Como forma de visualizar a aplicação do Princípio da Saisine, transcreve-se a seguinte juriprudência:

INVENTÁRIO. ABERTURA DA SUCESSÃO. TRANSMISSÃO. CAPACIDADE SUCESSÕRIA. PRINCÍPIO DA 'SAISINE'. 1. ocorrendo a morte deuma pessoa que deixa bens, deve ser observado o processo deinventário para se efetivar a entrega do patrimônio aos herdeiros. 2. O patrimônio se transmite instantaneamente aos herdeiros e sucessores com a morte da pessoa, por decorrência do princípio da 'saisine'. inteligência do art. 1.572 do CCB/1916 (e art. 1.784 do CCB/2002). 3. O encerramento ou não do processo de inventário nada tem a ver com a transmissão do patrimônio em razão da morte de alguém e não interfere na ordem de vocação hereditária. 4. Se o cônjuge supérstite era o único herdeiro da esposa, o patrimônio desta transmitiu-se para ele nomomentoda morte dela, e, com a morte deste devem ser chamados a sucedê-lo os seus herdeiros. Recurso desprovido.

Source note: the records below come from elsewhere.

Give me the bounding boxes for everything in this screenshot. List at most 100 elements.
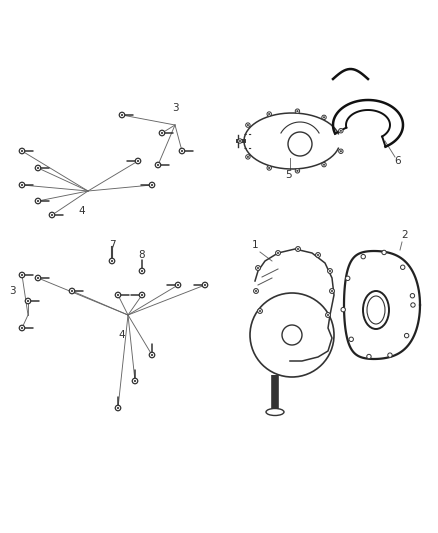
Text: 2: 2 xyxy=(402,230,408,240)
Text: 7: 7 xyxy=(109,240,115,250)
Circle shape xyxy=(316,253,321,257)
Text: 4: 4 xyxy=(119,330,125,340)
Text: 3: 3 xyxy=(172,103,178,113)
Circle shape xyxy=(238,139,242,143)
Circle shape xyxy=(339,128,343,133)
Circle shape xyxy=(246,155,250,159)
Circle shape xyxy=(134,380,136,382)
Circle shape xyxy=(254,288,258,293)
Circle shape xyxy=(179,148,185,154)
Circle shape xyxy=(247,156,249,158)
Circle shape xyxy=(111,260,113,262)
Circle shape xyxy=(157,164,159,166)
Circle shape xyxy=(139,268,145,274)
Ellipse shape xyxy=(266,408,284,416)
Circle shape xyxy=(268,113,270,115)
Circle shape xyxy=(159,130,165,136)
Circle shape xyxy=(277,252,279,254)
Circle shape xyxy=(25,298,31,304)
Circle shape xyxy=(181,150,183,152)
Circle shape xyxy=(346,276,350,280)
Circle shape xyxy=(35,275,41,281)
Circle shape xyxy=(141,294,143,296)
Circle shape xyxy=(276,251,280,255)
Text: 8: 8 xyxy=(139,250,145,260)
Circle shape xyxy=(325,312,330,317)
Circle shape xyxy=(404,334,409,338)
Circle shape xyxy=(35,198,41,204)
Circle shape xyxy=(297,170,298,172)
Circle shape xyxy=(400,265,405,270)
Circle shape xyxy=(49,212,55,218)
Circle shape xyxy=(322,115,326,119)
Circle shape xyxy=(349,337,353,342)
Circle shape xyxy=(340,150,342,152)
Text: 3: 3 xyxy=(9,286,15,296)
Text: 4: 4 xyxy=(79,206,85,216)
Circle shape xyxy=(258,309,262,313)
Circle shape xyxy=(361,254,365,259)
Circle shape xyxy=(149,182,155,188)
Circle shape xyxy=(268,167,270,169)
Circle shape xyxy=(21,274,23,276)
Circle shape xyxy=(297,248,299,250)
Circle shape xyxy=(21,184,23,186)
Circle shape xyxy=(267,112,272,116)
Circle shape xyxy=(331,290,333,292)
Circle shape xyxy=(257,267,259,269)
Circle shape xyxy=(177,284,179,286)
Circle shape xyxy=(339,149,343,154)
Circle shape xyxy=(19,182,25,188)
Circle shape xyxy=(51,214,53,216)
Text: 6: 6 xyxy=(395,156,401,166)
Circle shape xyxy=(115,405,121,411)
Circle shape xyxy=(296,247,300,252)
Circle shape xyxy=(323,164,325,165)
Circle shape xyxy=(256,265,261,270)
Circle shape xyxy=(340,130,342,132)
Circle shape xyxy=(35,165,41,171)
Circle shape xyxy=(317,254,319,256)
Circle shape xyxy=(37,277,39,279)
Circle shape xyxy=(330,288,334,293)
Circle shape xyxy=(328,269,332,273)
Circle shape xyxy=(295,109,300,114)
Circle shape xyxy=(21,150,23,152)
Circle shape xyxy=(388,353,392,357)
Circle shape xyxy=(19,325,25,331)
Circle shape xyxy=(19,272,25,278)
Circle shape xyxy=(121,114,123,116)
Circle shape xyxy=(155,162,161,168)
Circle shape xyxy=(137,160,139,162)
Circle shape xyxy=(69,288,75,294)
Circle shape xyxy=(411,303,415,307)
Text: 5: 5 xyxy=(285,170,291,180)
Circle shape xyxy=(246,123,250,127)
Circle shape xyxy=(204,284,206,286)
Circle shape xyxy=(322,163,326,167)
Circle shape xyxy=(117,407,119,409)
Circle shape xyxy=(367,354,371,359)
Circle shape xyxy=(329,270,331,272)
Circle shape xyxy=(161,132,163,134)
Circle shape xyxy=(139,292,145,298)
Circle shape xyxy=(341,308,346,312)
Circle shape xyxy=(141,270,143,272)
Circle shape xyxy=(37,200,39,202)
Text: 1: 1 xyxy=(252,240,258,250)
Circle shape xyxy=(327,314,329,316)
Circle shape xyxy=(27,300,29,302)
Circle shape xyxy=(119,112,125,118)
Circle shape xyxy=(267,166,272,170)
Circle shape xyxy=(247,124,249,126)
Circle shape xyxy=(37,167,39,169)
Circle shape xyxy=(135,158,141,164)
Circle shape xyxy=(410,294,415,298)
Circle shape xyxy=(297,110,298,112)
Circle shape xyxy=(382,251,386,255)
Circle shape xyxy=(151,184,153,186)
Circle shape xyxy=(239,140,241,142)
Circle shape xyxy=(109,259,115,264)
Circle shape xyxy=(149,352,155,358)
Circle shape xyxy=(202,282,208,288)
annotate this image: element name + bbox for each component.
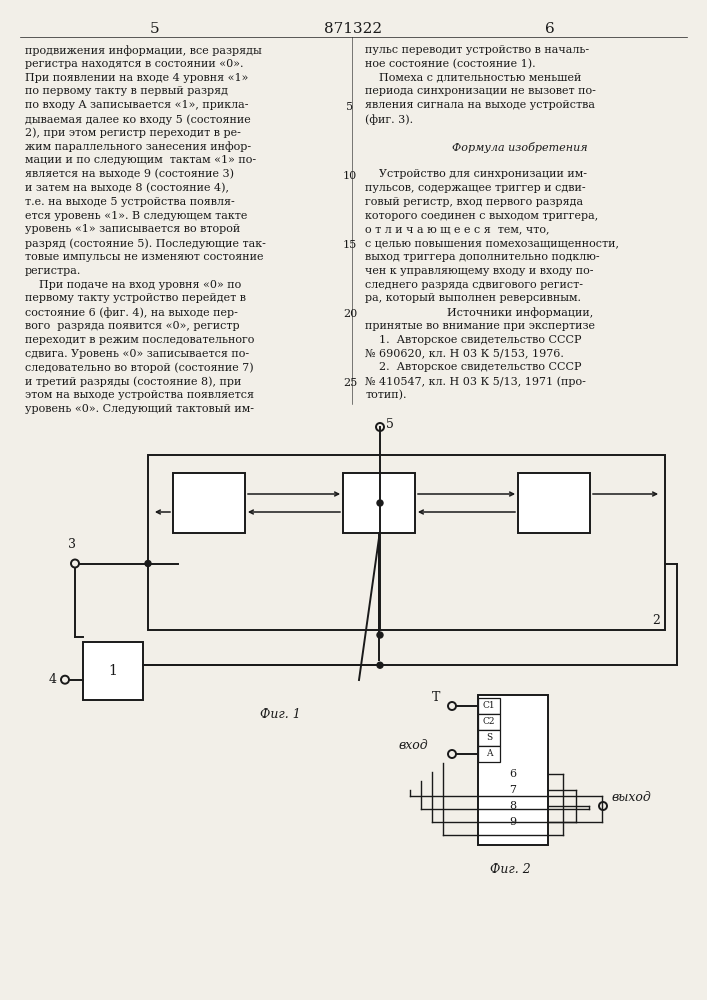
- Text: с целью повышения помехозащищенности,: с целью повышения помехозащищенности,: [365, 238, 619, 248]
- Text: 2: 2: [652, 614, 660, 627]
- Text: вого  разряда появится «0», регистр: вого разряда появится «0», регистр: [25, 321, 240, 331]
- Text: 1.  Авторское свидетельство СССР: 1. Авторское свидетельство СССР: [365, 335, 581, 345]
- Text: 25: 25: [343, 378, 357, 388]
- Text: (фиг. 3).: (фиг. 3).: [365, 114, 413, 125]
- Text: является на выходе 9 (состояние 3): является на выходе 9 (состояние 3): [25, 169, 234, 180]
- Text: пульсов, содержащее триггер и сдви-: пульсов, содержащее триггер и сдви-: [365, 183, 585, 193]
- Circle shape: [377, 632, 383, 638]
- Circle shape: [377, 500, 383, 506]
- Text: товые импульсы не изменяют состояние: товые импульсы не изменяют состояние: [25, 252, 264, 262]
- Text: разряд (состояние 5). Последующие так-: разряд (состояние 5). Последующие так-: [25, 238, 266, 249]
- Text: ра, который выполнен реверсивным.: ра, который выполнен реверсивным.: [365, 293, 581, 303]
- Bar: [478, 695, 548, 845]
- Text: S: S: [486, 734, 492, 742]
- Text: T: T: [432, 691, 440, 704]
- Text: дываемая далее ко входу 5 (состояние: дываемая далее ко входу 5 (состояние: [25, 114, 251, 125]
- Text: 7: 7: [510, 785, 517, 795]
- Bar: [173, 473, 245, 533]
- Circle shape: [145, 560, 151, 566]
- Text: чен к управляющему входу и входу по-: чен к управляющему входу и входу по-: [365, 266, 593, 276]
- Text: периода синхронизации не вызовет по-: периода синхронизации не вызовет по-: [365, 86, 596, 96]
- Text: 15: 15: [343, 240, 357, 250]
- Text: Помеха с длительностью меньшей: Помеха с длительностью меньшей: [365, 73, 581, 83]
- Text: 4: 4: [49, 673, 57, 686]
- Bar: [478, 698, 500, 714]
- Text: пульс переводит устройство в началь-: пульс переводит устройство в началь-: [365, 45, 589, 55]
- Text: 6: 6: [510, 769, 517, 779]
- Text: При подаче на вход уровня «0» по: При подаче на вход уровня «0» по: [25, 280, 241, 290]
- Text: Фиг. 2: Фиг. 2: [490, 863, 530, 876]
- Text: C2: C2: [483, 718, 495, 726]
- Text: и затем на выходе 8 (состояние 4),: и затем на выходе 8 (состояние 4),: [25, 183, 229, 193]
- Text: 5: 5: [346, 102, 354, 112]
- Text: регистра.: регистра.: [25, 266, 81, 276]
- Text: переходит в режим последовательного: переходит в режим последовательного: [25, 335, 255, 345]
- Text: Источники информации,: Источники информации,: [447, 307, 593, 318]
- Text: и третий разряды (состояние 8), при: и третий разряды (состояние 8), при: [25, 376, 241, 387]
- Text: жим параллельного занесения инфор-: жим параллельного занесения инфор-: [25, 142, 251, 152]
- Bar: [478, 746, 500, 762]
- Text: 2), при этом регистр переходит в ре-: 2), при этом регистр переходит в ре-: [25, 128, 241, 138]
- Text: A: A: [486, 750, 492, 758]
- Text: C1: C1: [483, 702, 496, 710]
- Text: выход триггера дополнительно подклю-: выход триггера дополнительно подклю-: [365, 252, 600, 262]
- Circle shape: [377, 662, 383, 668]
- Text: уровень «0». Следующий тактовый им-: уровень «0». Следующий тактовый им-: [25, 404, 254, 414]
- Text: 5: 5: [150, 22, 160, 36]
- Text: продвижения информации, все разряды: продвижения информации, все разряды: [25, 45, 262, 56]
- Text: вход: вход: [398, 739, 428, 752]
- Text: регистра находятся в состоянии «0».: регистра находятся в состоянии «0».: [25, 59, 243, 69]
- Text: Формула изобретения: Формула изобретения: [452, 142, 588, 153]
- Text: 9: 9: [510, 817, 517, 827]
- Text: следовательно во второй (состояние 7): следовательно во второй (состояние 7): [25, 362, 254, 373]
- Text: № 690620, кл. Н 03 К 5/153, 1976.: № 690620, кл. Н 03 К 5/153, 1976.: [365, 349, 564, 359]
- Text: 6: 6: [545, 22, 555, 36]
- Text: тотип).: тотип).: [365, 390, 407, 400]
- Text: этом на выходе устройства появляется: этом на выходе устройства появляется: [25, 390, 254, 400]
- Text: 1: 1: [109, 664, 117, 678]
- Text: говый регистр, вход первого разряда: говый регистр, вход первого разряда: [365, 197, 583, 207]
- Bar: [478, 714, 500, 730]
- Text: 2.  Авторское свидетельство СССР: 2. Авторское свидетельство СССР: [365, 362, 581, 372]
- Text: которого соединен с выходом триггера,: которого соединен с выходом триггера,: [365, 211, 598, 221]
- Text: выход: выход: [611, 791, 650, 804]
- Text: принятые во внимание при экспертизе: принятые во внимание при экспертизе: [365, 321, 595, 331]
- Text: уровень «1» записывается во второй: уровень «1» записывается во второй: [25, 224, 240, 234]
- Text: ется уровень «1». В следующем такте: ется уровень «1». В следующем такте: [25, 211, 247, 221]
- Text: о т л и ч а ю щ е е с я  тем, что,: о т л и ч а ю щ е е с я тем, что,: [365, 224, 549, 234]
- Text: 20: 20: [343, 309, 357, 319]
- Text: по первому такту в первый разряд: по первому такту в первый разряд: [25, 86, 228, 96]
- Text: При появлении на входе 4 уровня «1»: При появлении на входе 4 уровня «1»: [25, 73, 248, 83]
- Text: мации и по следующим  тактам «1» по-: мации и по следующим тактам «1» по-: [25, 155, 256, 165]
- Bar: [343, 473, 415, 533]
- Bar: [148, 455, 665, 630]
- Text: № 410547, кл. Н 03 К 5/13, 1971 (про-: № 410547, кл. Н 03 К 5/13, 1971 (про-: [365, 376, 586, 387]
- Text: т.е. на выходе 5 устройства появля-: т.е. на выходе 5 устройства появля-: [25, 197, 235, 207]
- Bar: [478, 730, 500, 746]
- Text: Фиг. 1: Фиг. 1: [259, 708, 300, 721]
- Text: 5: 5: [386, 418, 394, 432]
- Text: 8: 8: [510, 801, 517, 811]
- Text: следнего разряда сдвигового регист-: следнего разряда сдвигового регист-: [365, 280, 583, 290]
- Bar: [83, 642, 143, 700]
- Text: явления сигнала на выходе устройства: явления сигнала на выходе устройства: [365, 100, 595, 110]
- Text: 10: 10: [343, 171, 357, 181]
- Text: по входу A записывается «1», прикла-: по входу A записывается «1», прикла-: [25, 100, 248, 110]
- Text: первому такту устройство перейдет в: первому такту устройство перейдет в: [25, 293, 246, 303]
- Text: ное состояние (состояние 1).: ное состояние (состояние 1).: [365, 59, 536, 69]
- Text: 3: 3: [68, 538, 76, 552]
- Text: Устройство для синхронизации им-: Устройство для синхронизации им-: [365, 169, 587, 179]
- Text: состояние 6 (фиг. 4), на выходе пер-: состояние 6 (фиг. 4), на выходе пер-: [25, 307, 238, 318]
- Text: 871322: 871322: [324, 22, 382, 36]
- Text: сдвига. Уровень «0» записывается по-: сдвига. Уровень «0» записывается по-: [25, 349, 249, 359]
- Bar: [518, 473, 590, 533]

Por todo o exposto, é possível constatar a importância do Princípio da Saisine, bem como sua razão de existir, consignada na proteção e conservação do patrimônio nas mãos dos herdeiros do "de cujus", até a efetiva materialização através do Procedimento de Inventário.

BIBLIOGRAFIA

GONÇALVES, Carlos Roberto. Direito Civil Brasileiro – Volume VII. 3ª edição. Editora Saraiva, 2009.

VENOSA, Silvio de Salvo. Direito das Sucessões. Coleção Direito Civil: V.VII. São Paulo: Atlas, 2003.

PEREIRA, Caio Mário da Silva. Instruções de Direito Civil. V.6 Sucessões. 12ª ed., Rio de Janeiro: Forense. 2000.